On Mon Aug 23rd, 2010 7:05 PM EDT Don Giovanni wrote:

>
>http://www.scientificamerican.com/blog/post.cfm?id=meteorite-nugget-pushes-back-age-of-2010-08-23
>
>
>A new analysis of a meteorite shows that an inclusion within the carbonaceous 
>stone is older than any known material in the solar system. The finding pushes 
>back the estimated age of the solar system to 4.568 billion years, older than 
>previous estimates by up to 1.9 million years.
>
>A piece of the meteorite, known as Northwest Africa 2364, was purchased in 
>2004 in Morocco and is now part of a collection at Northern Arizona University 
>in Flagstaff, Ariz. About 150 miles south of Flagstaff, two researchers at the 
>Arizona State University Center for Meteorite Studies in Tempe, Audrey Bouvier 
>andMeenakshi Wadhwa, dated an especially primitive piece of the meteorite 
>known as a calcium-aluminum-rich inclusion, or CAI. Their findings appeared 
>online August 22 in Nature Geoscience.
>
>Bouvier and Wadhwa measured the meteorite's ratio of two lead isotopes, whose 
>relative proportions change on geologic timescales. Each variety of lead is a 
>decay product of uranium, but the two parent uranium isotopes have very 
>different half-lives: uranium 238 decays to lead 206 with a half-life of about 
>4.5 billion years, whereas uranium 235 decays to lead 207 with a half-life of 
>about 700 million years. So the relative abundances of lead 206 and 207 can be 
>used—along with some calibration for initial uranium abundances—to determine 
>the age of ancient objects. 
>
>The balance of lead isotopes in the Northwest Africa 2364 meteorite point to 
>an age of 4,568,200,000 years, plus or minus a few hundred thousand years. 

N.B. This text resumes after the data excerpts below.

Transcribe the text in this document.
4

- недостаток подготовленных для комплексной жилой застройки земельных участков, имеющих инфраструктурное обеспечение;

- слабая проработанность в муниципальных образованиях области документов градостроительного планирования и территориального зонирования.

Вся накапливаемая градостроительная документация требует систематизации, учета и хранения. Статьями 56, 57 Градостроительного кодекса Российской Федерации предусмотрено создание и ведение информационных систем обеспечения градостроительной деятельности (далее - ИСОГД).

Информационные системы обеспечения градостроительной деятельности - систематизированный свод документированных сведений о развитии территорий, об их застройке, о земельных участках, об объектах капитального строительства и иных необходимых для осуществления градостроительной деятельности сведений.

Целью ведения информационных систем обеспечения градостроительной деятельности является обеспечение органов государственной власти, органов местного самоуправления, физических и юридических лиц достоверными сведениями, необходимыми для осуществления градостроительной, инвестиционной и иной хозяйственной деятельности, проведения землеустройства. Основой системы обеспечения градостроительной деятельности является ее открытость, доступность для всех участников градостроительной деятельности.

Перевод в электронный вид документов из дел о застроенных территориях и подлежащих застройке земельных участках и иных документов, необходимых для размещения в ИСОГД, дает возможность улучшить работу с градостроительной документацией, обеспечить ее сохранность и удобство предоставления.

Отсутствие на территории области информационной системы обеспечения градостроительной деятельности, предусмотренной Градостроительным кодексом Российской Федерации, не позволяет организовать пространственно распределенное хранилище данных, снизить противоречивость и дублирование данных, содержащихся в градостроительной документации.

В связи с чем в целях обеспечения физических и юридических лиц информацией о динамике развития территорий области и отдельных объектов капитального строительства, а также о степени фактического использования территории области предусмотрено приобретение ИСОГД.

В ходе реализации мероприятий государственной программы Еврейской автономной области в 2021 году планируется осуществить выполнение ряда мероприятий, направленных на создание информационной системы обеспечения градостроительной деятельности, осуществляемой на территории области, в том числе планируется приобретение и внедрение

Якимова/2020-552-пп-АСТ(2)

>Taking the measurement uncertainties into account, that is between 300,000 and 
>1.9 million years more ancient than the oldest CAIs found in other meteorites. 
>The lead-derived age of Northwest Africa 2364, Bouvier and Wadhwa write, is 
>"the oldest absolute age yet obtained for any Solar System material and is, 
>therefore, the best estimate for the time of formation of the Solar System."